Les scientifiques savent depuis longtemps que des débris naturels comme les rondins ou les algues transportent des organismes côtiers vers des îles et côtes éloignées. Ces radeaux étaient rares et éphémères avant l'ère des plastiques durables et flottants. On croyait que la faune côtière peinait à survivre en haute mer, privée de nourriture et d'abri.

Cependant, l'accumulation massive de plastiques depuis le milieu du XXe siècle offre aux espèces opportunistes des supports durables pour coloniser l'océan ouvert, notent Haram et ses collègues. Le tsunami de 2011 au Japon en est un exemple marquant : des centaines d'espèces côtières japonaises ont voyagé sur plus de 6 000 km jusqu'aux côtes nord-américaines et hawaïennes.

"Nous repérons encore des débris de ce tsunami en 2020 et 2021", souligne Haram. "Cela montre que les plastiques persistent longtemps comme radeaux flottants, permettant à certaines espèces de résider longtemps en haute mer."

Une grande partie de ces débris a dérivé vers le gyre subtropical du Nord-Pacifique, ou Great Pacific Garbage Patch, entre Hawaï et la Californie. Ce tourbillon de courants océaniques accumule des plastiques de toutes tailles depuis plus de 50 ans.

Haram et son équipe, en collaboration avec l'Ocean Voyages Institute, ont collecté des débris de plus de 5 cm (bouées, engins de pêche, objets ménagers). Leur analyse a révélé des espèces côtières sur plus de la moitié des plastiques examinés, souvent originaires d'Asie de l'Est : anémones, étoiles de mer cassantes, balanes, isopodes, algues et poissons côtiers "s'agglutinant autour de ces radeaux plastiques", décrit Haram. "Cela crée de véritables oasis de vie."

Aux côtés de ces arrivants côtiers, des espèces pélagiques adaptées aux débris flottants coexistaient : balanes à col de cygne, crabes, bryozoaires. Fait surprenant, la diversité des espèces côtières surpassait celle des natives de haute mer.

Ces résultats indiquent un écosystème distinct, selon Henry S. Carson, écologue marin au Département de la pêche et de la faune de Washington, non impliqué dans l'étude. "Des espèces côtières et pélagiques se mêlent dans cet habitat inédit. Fascinant, mais imprévisible."

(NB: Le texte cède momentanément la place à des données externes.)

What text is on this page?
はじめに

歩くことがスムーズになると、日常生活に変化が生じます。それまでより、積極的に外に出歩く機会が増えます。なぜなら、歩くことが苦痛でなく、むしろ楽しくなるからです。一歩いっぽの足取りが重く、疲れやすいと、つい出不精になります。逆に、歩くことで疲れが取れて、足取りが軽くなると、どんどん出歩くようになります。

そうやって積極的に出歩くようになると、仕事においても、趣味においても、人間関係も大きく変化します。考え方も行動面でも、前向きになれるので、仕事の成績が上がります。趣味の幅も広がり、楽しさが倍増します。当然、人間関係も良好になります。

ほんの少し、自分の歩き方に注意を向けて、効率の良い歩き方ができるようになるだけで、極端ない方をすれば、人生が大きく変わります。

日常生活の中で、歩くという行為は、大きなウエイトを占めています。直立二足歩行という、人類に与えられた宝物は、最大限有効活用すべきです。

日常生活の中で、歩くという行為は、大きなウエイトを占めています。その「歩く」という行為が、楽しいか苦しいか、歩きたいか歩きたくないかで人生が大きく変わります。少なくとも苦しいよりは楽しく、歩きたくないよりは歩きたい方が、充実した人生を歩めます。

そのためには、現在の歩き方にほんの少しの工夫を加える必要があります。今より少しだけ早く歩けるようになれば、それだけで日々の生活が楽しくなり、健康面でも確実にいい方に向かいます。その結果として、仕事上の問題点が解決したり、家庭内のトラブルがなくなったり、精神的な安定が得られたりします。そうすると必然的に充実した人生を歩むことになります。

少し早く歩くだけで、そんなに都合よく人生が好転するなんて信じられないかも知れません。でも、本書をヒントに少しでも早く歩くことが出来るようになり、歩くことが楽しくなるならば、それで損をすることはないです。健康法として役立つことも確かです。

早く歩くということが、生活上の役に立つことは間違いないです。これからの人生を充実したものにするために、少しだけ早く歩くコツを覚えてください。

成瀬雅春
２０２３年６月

Les interactions entre ces groupes, leur alimentation et leur reproduction en haute mer restent à élucider. L'équipe étudie si ces populations sont autosuffisantes ou constamment renouvelées depuis les côtes.

"Déterminer la part autochtone versus importée serait une piste passionnante", ajoute Carson.

Des questions clés persistent : ce phénomène touche-t-il d'autres océans ? Quel rôle dans la dispersion d'invasives, y compris pathogènes pour les coraux ?

Avec l'augmentation des plastiques, inondations et tempêtes dues au changement climatique, ces communautés de rafting plastic ne feront que proliférer, concluent les auteurs. "Plus de plastiques en haute mer signifie potentiellement plus d'espèces côtières", prévient Haram.

Correction : 07/12/2021. Une version antérieure attribuait à tort le Smithsonian Institute dans l'image d'ouverture (correction : The Ocean Cleanup). La légende précise que tous les hydroïdes ne sont pas côtiers.